La plus courte des symphonies de Brahms
On sent Gardiner pressé d'arriver aux choses sérieuses, cette symphonie de Brahms, la 3e, sans doute choisie parce que c'est la plus courte et qu'il y a déjà couvre-feu. On imagine au passage le confort de musiciens si professionnels (et d'un chef de cette envergure) réduits à de pareilles contingences qui sont si contraires à leur métier. On n'ose supposer que la manière dont Gardiner empoigne l'oeuvre tient aussi à la nécessité de tenir l'horaire. C'est dirigé droit (un peu trop), sans alanguissement, sans trop de tendresse, en tenant ses troupes et en leur faisant confiance -pas constamment justifiée, quelques incertitudes de rythmes dans ce mouvement qui est le plus difficile, avec ses chants et contrechants où il faut une précision infaillible (les cuivres sont d'ailleurs un peu massifs). Mais le flux et le reflux de ces vagues sonores qui s'enflent et se résolvent et respirent de nouveau sont bien rendus.

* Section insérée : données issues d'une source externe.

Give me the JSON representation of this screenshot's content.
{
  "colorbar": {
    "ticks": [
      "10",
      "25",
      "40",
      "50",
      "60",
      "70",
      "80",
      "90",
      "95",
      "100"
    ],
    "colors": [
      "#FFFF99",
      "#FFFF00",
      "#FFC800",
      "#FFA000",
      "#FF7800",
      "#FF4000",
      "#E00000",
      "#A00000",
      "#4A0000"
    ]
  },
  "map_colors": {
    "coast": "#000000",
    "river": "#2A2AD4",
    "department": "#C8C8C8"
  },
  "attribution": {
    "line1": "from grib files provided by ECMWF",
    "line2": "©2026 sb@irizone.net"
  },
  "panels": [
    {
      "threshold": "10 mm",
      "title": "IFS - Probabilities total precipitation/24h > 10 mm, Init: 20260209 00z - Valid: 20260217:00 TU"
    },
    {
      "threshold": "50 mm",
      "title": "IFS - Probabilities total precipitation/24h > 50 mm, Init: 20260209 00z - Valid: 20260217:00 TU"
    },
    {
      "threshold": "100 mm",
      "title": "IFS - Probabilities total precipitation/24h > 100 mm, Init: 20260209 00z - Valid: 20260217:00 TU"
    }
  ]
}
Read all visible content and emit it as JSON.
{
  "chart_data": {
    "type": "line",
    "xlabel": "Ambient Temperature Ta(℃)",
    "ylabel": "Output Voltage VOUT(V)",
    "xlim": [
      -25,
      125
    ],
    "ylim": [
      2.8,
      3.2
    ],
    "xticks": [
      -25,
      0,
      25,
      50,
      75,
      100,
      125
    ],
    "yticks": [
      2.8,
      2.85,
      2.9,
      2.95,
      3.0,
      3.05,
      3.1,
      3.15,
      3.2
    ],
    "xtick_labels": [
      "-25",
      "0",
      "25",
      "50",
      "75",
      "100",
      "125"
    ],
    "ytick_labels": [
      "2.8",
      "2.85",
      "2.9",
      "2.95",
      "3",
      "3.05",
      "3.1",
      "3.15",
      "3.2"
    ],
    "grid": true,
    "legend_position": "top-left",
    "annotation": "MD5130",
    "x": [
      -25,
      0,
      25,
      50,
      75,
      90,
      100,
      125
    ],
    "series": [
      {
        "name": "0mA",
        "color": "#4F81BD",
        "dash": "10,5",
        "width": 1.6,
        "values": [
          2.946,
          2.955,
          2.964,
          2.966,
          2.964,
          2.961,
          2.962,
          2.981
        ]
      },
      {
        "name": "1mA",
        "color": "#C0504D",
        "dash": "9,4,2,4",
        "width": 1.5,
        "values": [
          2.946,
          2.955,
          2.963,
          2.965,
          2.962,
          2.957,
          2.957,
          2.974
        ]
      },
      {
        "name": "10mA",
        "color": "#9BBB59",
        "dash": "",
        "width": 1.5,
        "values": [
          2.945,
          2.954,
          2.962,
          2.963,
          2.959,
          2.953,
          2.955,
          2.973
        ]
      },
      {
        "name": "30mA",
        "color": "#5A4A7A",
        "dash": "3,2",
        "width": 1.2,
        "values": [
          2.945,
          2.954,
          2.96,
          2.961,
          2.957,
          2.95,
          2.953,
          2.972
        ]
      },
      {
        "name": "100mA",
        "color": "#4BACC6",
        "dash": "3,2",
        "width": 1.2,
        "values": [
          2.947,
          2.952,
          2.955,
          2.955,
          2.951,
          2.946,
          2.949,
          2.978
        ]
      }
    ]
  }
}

Ombres noires et réveil tranchant
L'andante est très beau, là aussi dans la volonté de Gardiner d'échapper à l'alanguissement. La musique chante, les bois installent une sérénade qui conduit à une nuit arrivant si vite et qui menace d'être perpétuelle; le sentiment champêtre se pare alors d'ombres bien noires. Le hautbois d'Olivier Doise, la clarinette de Nicolas Baldeyrou, les trombones qui renforcent le sentiment d'angoisse: des éclats qui s'incrustent dans le sommeil qui vient. Et c'est ce sommeil-là qui nous berce dans le fameux troisième mouvement avec ces phrases qui, là aussi, se distendent, se replient, respirent sans effet de manche, où la veille affleure derrière la tendresse des thèmes.
Réveil tranchant, accords écrasants. Cuivres qui ne saturent rien mais sont là, martiaux. La fougue, l'agitation farouche et Gardiner dirige à grands coups d'épée, accélérant peu à peu, même les moments de poésie sont simplement des soupirs, des respirations sylvestres. L'orchestre suit, dans ces circonstances bizarres où chef et musiciens seront longuement applaudis. Plus qu'ils le méritent? Ce serait injuste. Autant, au moins, qu'ils nous ont fait comprendre, avec cette 3e symphonie sans complaisance, sans abandon, sans séduction excessive, les temps que nous allions connaître. Est-ce là l'intuition des grands artistes?
Orchestre philharmonique de Radio-France, direction Sir John Eliot Gardiner: Beethoven (Ah! Perfido, avec Camilla Tilling, soprano), Mendelssohn (Es ist genug, air d' Elias, avec Tareg Nazmi, baryton), Brahms (Symphonie n° 3) Auditorium de Radio-France, Paris, le 17 octobre.